Trying to become financially stable without a plan is a challenging thing to do. Planning ahead gives you a clear picture of your money situation and your goals.
If you think you’re doing just fine without a plan, experts like Dave Ramsey suggest you might be in financial denial.
Financial planning is more than important—it’s essential. These 11 reasons should convince you that you need this key activity in your life!
1. You Know Your Income Better
You probably know about how much your paycheck will be, but do you know where all your money is going?
When was the last time you analyzed your check stub? What’s your gross pay, and where is the money in between that and your net going?
If you don’t know the answers to these questions, you’re not alone. Most people have no idea how much they actually “make.” They only pay attention to what they bring home.
You should be monitoring how much you’re paying into taxes, Social Security, health insurance, and retirement. If you don’t have a paycheck because you’re self-employed, you still need to plan for each of these.
A financial plan lets you see where all of your pay is going and take control of it.
2. You Watch Your Spending
When you have the “money comes in; money goes out” mentality, you are more likely to spend frivolously. With a budget and analysis of your spending habits, you can see where changes need to be made.
Maybe your daily coffee habit isn’t as innocent as it seems when you add it up. Or your “dining out” meals are costing you more than your mortgage.
By watching your spending, you know where your money is going and can allocate it better.
3. Debt is Paid Faster
Are you making the minimum monthly payments on all your debt? Most people do, but this payment plan means each bill will take longer to pay off, costing you thousands of dollars in interest on average.
When you have a plan to pay off your debt, and you start actively paying more than the minimum, it disappears quicker. You’re saving money on interest and getting financially secure at the same time.
4. You’re Prepared for Emergencies
Would you be able to handle your expenses if you or your spouse were laid off today? How long would your savings last?
Financial planning covers the importance of a healthy savings account. Many experts suggest having at least three months’ worth of expenses saved up before you can consider yourself “safe” from most emergencies.
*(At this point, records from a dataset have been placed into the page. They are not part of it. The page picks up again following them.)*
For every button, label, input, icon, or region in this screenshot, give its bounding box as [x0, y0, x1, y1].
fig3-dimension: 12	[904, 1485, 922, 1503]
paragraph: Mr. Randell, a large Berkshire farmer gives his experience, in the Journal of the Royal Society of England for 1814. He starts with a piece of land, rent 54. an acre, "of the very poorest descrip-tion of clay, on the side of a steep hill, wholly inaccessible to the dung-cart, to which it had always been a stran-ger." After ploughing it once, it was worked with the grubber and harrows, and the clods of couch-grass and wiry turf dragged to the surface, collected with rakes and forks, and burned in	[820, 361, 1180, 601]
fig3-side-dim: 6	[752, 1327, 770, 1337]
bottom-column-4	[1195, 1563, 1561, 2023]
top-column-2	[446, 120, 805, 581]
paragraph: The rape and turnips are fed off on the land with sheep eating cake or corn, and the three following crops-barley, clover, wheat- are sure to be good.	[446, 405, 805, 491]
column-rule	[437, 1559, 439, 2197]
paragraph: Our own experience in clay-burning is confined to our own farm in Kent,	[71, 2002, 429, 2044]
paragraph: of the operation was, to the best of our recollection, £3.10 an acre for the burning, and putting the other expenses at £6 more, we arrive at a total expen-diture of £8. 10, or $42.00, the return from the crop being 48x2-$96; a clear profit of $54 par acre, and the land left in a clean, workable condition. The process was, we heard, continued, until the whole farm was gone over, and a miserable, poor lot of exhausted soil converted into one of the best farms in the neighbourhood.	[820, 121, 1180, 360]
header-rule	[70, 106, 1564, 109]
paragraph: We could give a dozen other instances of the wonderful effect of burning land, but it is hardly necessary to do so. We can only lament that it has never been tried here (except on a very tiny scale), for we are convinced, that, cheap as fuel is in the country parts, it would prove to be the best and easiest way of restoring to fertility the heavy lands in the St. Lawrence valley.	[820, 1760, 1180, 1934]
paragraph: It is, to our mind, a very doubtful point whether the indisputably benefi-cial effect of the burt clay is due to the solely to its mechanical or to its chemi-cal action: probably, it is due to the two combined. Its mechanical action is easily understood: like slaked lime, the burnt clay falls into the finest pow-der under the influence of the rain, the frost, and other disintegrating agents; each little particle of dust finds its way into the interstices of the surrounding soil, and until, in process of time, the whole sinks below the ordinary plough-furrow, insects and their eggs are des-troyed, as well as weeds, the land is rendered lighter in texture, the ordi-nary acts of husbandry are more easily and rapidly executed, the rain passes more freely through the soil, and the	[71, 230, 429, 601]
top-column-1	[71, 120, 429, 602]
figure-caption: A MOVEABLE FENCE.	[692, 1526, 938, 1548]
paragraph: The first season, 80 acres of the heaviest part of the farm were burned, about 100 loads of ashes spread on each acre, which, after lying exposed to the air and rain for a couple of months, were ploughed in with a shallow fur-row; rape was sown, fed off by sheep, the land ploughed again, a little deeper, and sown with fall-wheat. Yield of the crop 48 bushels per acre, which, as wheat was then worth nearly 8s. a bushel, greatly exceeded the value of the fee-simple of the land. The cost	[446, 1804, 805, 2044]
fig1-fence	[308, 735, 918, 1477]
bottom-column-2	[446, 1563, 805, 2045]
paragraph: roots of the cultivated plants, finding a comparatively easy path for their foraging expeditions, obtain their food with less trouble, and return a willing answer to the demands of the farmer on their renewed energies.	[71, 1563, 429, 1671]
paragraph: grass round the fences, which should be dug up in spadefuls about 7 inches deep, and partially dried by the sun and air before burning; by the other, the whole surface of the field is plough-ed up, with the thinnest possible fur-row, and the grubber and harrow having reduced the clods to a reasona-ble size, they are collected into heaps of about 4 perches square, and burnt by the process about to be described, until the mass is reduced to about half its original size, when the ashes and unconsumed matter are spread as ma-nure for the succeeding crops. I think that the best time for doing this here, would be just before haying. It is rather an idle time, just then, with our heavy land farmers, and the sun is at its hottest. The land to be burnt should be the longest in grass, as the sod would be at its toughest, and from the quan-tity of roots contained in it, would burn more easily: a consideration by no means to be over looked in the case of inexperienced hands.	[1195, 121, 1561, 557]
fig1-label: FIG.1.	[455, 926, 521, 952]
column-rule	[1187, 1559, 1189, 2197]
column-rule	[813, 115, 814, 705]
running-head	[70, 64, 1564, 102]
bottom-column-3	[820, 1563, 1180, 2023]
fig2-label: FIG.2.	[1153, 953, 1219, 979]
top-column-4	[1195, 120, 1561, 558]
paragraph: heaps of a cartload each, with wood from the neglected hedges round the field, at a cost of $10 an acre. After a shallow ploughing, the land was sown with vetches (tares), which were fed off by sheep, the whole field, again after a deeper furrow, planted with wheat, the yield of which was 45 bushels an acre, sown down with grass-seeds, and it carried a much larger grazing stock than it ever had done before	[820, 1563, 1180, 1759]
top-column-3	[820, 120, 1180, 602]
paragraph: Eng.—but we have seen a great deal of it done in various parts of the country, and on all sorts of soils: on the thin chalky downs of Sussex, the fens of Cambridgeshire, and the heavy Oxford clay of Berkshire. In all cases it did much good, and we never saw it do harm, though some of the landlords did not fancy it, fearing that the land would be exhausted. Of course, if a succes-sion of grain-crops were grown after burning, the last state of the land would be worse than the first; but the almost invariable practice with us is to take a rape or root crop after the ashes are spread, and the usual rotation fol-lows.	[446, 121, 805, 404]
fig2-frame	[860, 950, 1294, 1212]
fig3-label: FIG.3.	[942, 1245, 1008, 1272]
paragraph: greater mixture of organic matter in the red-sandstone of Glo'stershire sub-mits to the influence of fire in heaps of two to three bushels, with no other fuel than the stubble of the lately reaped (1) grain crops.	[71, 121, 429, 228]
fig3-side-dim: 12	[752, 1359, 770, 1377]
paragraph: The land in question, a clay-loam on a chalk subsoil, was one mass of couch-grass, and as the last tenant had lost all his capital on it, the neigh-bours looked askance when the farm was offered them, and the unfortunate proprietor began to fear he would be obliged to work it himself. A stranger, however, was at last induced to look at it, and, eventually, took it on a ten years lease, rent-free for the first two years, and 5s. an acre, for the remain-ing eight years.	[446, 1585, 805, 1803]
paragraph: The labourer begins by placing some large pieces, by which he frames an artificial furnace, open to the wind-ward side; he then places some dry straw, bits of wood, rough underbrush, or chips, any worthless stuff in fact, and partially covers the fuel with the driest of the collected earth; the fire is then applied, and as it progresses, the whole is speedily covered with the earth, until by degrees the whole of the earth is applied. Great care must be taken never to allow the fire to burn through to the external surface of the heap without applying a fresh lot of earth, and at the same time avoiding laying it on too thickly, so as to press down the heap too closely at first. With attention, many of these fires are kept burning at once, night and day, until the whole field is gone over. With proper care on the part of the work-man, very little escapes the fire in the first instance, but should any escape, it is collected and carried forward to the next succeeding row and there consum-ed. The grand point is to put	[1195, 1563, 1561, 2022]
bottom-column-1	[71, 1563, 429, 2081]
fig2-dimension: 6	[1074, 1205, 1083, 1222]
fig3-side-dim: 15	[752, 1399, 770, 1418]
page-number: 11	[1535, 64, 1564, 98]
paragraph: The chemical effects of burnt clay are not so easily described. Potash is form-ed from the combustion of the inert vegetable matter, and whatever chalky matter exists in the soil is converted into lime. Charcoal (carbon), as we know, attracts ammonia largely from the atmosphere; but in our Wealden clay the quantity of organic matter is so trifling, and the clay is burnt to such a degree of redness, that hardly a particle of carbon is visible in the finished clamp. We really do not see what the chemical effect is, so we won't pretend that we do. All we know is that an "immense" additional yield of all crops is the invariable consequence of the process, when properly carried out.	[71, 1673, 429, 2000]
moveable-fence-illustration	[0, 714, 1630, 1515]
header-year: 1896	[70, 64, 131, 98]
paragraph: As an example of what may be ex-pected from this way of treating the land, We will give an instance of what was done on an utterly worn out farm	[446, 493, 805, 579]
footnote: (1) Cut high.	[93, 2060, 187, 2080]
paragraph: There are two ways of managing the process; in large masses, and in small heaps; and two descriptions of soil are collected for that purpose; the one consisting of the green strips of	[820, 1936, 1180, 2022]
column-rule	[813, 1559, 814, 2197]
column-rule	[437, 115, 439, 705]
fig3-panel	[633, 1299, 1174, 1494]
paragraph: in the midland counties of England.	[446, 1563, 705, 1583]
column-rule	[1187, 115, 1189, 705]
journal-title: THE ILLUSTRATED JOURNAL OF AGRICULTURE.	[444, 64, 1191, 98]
5. You Keep Your Standard of Living in Retirement
Having a plan for retirement should start early. The sooner you begin to save for your future, the more you’ll have when it’s time to retire.
If you want to keep your quality of life the way it currently is or make it even better, you need to have a path to get there.
Financial planners can help you consider your options to create a strong portfolio. They’ll help you understand what your investment choices are and to consider things like tax inflation and long-term care.
6. You Learn the Foundation of Finances
Financial knowledge is often learned from the generations before us. By stepping in to learn how economics works, you can break unhealthy cycles in your family tree.
It’s one thing to have someone step in and tell you how to “fix” your budget. When you learn the consequences of your decisions, both good and bad, you can make better choices.
Role modeling these good financial steps through habits also impacts those who look up to you.
7. You Build Your Assets
Of course, most people want to have assets, not liabilities. But some assets are also a liability, and knowing more about how things are valued helps you decide what to set as your goals.
For instance, a house can be an asset, but if you have a mortgage on it without equity, it’s also a liability. As you learn to plan your finances, you can avoid adding liabilities to your net worth.
8. You Have a Step-by-Step Action Plan
There’s a saying that goes, “A goal without a plan is just a dream.” What is your goal for your future finances? You need a plan to get there.
Financial planning takes a look at your short- and long-term goals. With those in mind, you create action steps to get to the next milestone.
You don’t have to know how you’re going to get to the final step yet. You just have to plan for the next one in front of you.
9. You’re Providing Security for Your Family
The unstable living that comes with not having a financial plan can be harmful to your family. How will they handle their expenses if something happens to you?
To ensure they’re protected, you need to have the essentials like insurance coverage, savings, and retirement and college funds in place as soon as possible.
They also don’t need to be saddled with your debt. Getting debt-free or having coverage in place to cancel out your debt in the event of an accident or death is part of financial planning.
10. You Watch Your Investments
Having a diverse portfolio of investments is an incredible step in your finances. It’s one of the most important parts of financial stability.
What are you doing with your investments, though? Are you paying someone else to handle them with the hope that they know what they’re doing?
Hiring a financial planner to handle your portfolio is perfectly normal. But don’t stay “hands-off.” Learn what they’re doing with your money and stay on top of your own investments.
11. You Learn Who to Listen To
Everyone wants to offer you advice when it comes to money, even if they have financial problems of their own.
As you get deeper into the world of economics and planning, you learn where to go for advice and who to stay away from. You may also become one of the “experts” your friends and family turn to in the future!
The shortest distance to any point is a straight line. Consider financial planning to be the “line” that gets you to your financial goals the fastest!